It is said that the Buddhism was introduced into Japan around the middle of the 6th Century, and the Buddhist architecture was also introduced together with it. The Japanese architecture was so simple, such as a combination of dug-standing pillars and a straw-thatched roof until that time, but buildings having a foundation stone, a big tiled roof, and wooden frameworks for dispersing weighting (for example, of a tiled roof) on pillars have been built since then.
There are many buildings in the precincts of a temple, and a main hall, a lecture hall and a pagoda are important buildings among them. The main hall is a Buddhist building in which a principal image of a temple is housed, the lecture hall is a Buddhist building in which Buddhist priests lecture or preach the Buddhist scriptures, and the pagoda is a tower in which Buddha’s ashes are housed. The place where the buildings are gathered or the temple buildings themselves are called Garan (temple building or temple complex), and a planar arrangement of the Garans is called Garan arrangement. The Garan arrangement shows us place or generational characteristics of a temple.
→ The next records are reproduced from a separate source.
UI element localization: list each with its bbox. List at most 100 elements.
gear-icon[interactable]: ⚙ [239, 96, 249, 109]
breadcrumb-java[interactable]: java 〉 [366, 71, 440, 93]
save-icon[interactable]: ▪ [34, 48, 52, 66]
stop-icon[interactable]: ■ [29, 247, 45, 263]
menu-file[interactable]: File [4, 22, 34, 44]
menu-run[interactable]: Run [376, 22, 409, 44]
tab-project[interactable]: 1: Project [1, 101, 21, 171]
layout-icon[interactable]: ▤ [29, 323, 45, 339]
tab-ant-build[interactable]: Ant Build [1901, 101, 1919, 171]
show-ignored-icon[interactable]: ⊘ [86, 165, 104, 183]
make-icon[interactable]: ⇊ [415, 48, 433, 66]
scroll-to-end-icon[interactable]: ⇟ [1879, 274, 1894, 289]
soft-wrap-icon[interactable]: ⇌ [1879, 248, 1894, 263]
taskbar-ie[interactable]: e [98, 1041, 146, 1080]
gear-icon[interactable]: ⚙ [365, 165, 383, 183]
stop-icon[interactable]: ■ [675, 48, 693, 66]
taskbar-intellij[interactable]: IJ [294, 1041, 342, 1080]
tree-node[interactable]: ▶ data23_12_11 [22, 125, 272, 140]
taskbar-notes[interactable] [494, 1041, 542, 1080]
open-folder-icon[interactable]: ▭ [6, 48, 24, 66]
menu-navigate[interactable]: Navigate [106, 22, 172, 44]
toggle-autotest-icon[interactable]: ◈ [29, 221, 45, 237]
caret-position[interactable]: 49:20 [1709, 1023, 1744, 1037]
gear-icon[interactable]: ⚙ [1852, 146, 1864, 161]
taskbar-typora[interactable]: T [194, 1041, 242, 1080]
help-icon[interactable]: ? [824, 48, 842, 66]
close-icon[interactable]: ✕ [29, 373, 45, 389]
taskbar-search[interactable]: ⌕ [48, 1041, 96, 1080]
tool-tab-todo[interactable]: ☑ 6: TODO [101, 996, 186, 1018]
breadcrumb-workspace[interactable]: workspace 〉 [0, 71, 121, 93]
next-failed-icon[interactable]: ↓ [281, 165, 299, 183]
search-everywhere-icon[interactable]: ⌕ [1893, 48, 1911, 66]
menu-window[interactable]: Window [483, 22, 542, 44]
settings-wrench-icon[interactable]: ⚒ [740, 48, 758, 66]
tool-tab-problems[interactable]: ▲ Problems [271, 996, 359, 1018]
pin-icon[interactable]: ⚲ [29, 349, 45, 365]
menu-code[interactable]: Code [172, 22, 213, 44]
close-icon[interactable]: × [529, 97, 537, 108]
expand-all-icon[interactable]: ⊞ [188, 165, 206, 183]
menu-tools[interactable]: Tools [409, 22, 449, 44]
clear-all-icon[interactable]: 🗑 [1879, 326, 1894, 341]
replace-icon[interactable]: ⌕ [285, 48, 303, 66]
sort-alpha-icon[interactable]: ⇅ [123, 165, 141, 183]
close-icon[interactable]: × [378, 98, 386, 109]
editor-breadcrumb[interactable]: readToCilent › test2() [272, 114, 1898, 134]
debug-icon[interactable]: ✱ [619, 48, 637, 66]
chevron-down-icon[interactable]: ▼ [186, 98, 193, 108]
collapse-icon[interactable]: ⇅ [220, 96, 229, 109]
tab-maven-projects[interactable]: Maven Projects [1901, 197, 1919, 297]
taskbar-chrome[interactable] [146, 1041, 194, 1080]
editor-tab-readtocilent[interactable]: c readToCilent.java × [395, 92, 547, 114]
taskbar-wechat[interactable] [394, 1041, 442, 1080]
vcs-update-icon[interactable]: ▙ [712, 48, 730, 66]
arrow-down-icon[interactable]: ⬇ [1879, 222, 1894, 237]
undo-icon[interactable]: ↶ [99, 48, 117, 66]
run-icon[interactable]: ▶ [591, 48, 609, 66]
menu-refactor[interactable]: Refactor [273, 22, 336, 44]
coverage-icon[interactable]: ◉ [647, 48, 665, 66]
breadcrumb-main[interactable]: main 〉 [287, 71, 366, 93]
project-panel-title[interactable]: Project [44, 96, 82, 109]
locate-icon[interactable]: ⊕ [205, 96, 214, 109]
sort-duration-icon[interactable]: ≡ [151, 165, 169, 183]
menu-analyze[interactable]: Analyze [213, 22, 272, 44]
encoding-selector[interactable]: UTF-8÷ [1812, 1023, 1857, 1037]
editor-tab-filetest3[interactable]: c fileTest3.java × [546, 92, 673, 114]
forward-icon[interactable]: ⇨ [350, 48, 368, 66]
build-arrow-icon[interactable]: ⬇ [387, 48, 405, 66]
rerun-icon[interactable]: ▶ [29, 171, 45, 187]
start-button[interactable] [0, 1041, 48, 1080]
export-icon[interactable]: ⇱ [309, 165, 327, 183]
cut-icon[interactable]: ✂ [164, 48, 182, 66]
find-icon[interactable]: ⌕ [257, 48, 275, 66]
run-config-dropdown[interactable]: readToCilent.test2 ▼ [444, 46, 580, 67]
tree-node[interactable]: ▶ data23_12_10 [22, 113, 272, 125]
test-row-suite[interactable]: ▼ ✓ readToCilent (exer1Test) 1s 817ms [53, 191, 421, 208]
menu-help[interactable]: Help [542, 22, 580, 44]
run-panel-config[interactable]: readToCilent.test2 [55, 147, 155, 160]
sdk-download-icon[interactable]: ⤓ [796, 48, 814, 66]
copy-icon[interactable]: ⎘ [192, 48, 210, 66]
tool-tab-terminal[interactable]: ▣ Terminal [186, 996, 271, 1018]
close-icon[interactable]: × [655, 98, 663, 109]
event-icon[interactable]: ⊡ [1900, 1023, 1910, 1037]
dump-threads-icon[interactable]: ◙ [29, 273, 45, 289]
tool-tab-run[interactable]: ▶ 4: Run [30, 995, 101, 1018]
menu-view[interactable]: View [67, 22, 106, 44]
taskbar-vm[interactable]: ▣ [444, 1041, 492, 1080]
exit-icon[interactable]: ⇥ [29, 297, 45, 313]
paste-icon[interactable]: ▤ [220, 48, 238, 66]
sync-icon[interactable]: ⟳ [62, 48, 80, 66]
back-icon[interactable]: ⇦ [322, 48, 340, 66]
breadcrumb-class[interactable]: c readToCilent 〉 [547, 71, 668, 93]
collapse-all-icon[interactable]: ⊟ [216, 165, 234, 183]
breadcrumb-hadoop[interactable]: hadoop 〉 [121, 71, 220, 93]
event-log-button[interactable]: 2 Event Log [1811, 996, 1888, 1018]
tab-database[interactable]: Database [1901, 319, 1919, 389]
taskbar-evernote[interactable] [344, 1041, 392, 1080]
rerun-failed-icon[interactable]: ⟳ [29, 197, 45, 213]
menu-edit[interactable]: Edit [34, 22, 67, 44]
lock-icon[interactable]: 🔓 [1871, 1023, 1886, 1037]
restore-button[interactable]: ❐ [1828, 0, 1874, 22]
Shitennoji Temple is the first Japanese Temple in the Buddha’s law, and it is said that the temple started to be built in 593 at the wish of Shotoku Taishi (Prince Shotoku). The temple has an ordered left-right symmetry Garan arrangement in which an inner gate stands in the southernmost area, a five-storied pagoda, a main hall, and a lecture hall form a straight line in this order in a northern direction from the gate, and the buildings are surrounded by a cloister. In Shitennoji Temple, this area is called Central Garan. The arrangement follows a Chinese style, because the temple was built in the early period of the introduction of the Buddhism.
This is the inner gate at the southernmost area, which is a Deva gate.
The inner gate viewed from the inside of the Garan.
Next, this is the five-storied pagoda.
The pagoda origins from a stupa in which the Buddha’s ashes are placed and covered with soil, but when Buddhism was introduced to Japan, the stupa was changed to a pagoda style including the stupa in it. In the Asuka period (593-710), the most important building was the pagoda rather than the main hall, because people thought that the Buddha’s ashes are a substitute of Buddha (now, the main hall is the most important building because the principal image of a temple is deified in it). This five-storied pagoda that we see now was rebuilt in 1959 (the eighth), and is constructed with reinforced concrete.
The five-storied pagoda viewed from the west.
The main hall stands at the northside of the five-storied pagoda, which was rebuilt in 1961. Kuze Kannon Bosatsu (Guze Guanyin) image is deified in the main hall. You are not allowed to enter the hall but can look in at the door.
The main hall viewed from the south. The building behind it is the lecture hall.
The lecture hall is located at the northernmost area. You can enter the lecture hall if you keep walking on the cloister. Deified there are images of Amida Nyorai (Amithaba) and Juichimen Kannon Bosatsu (eleven-faced Guanyin).
The Garans are aligned exactly in a north-south direction. I wonder how people made the measurement 1,400 years ago.
This is a Torii Gate which is one of the respectable structures in Shitennoji Temple. It was built in 1294 and is built of stone, whose name is Ishi-no-Torii (Stone Torii Gate). On the vernal equinox day and the autumnal equinox day, the sun sets on the center line of the Torii gate.
This is the goshuin (red sheal) which I got in Shitennoji Temple.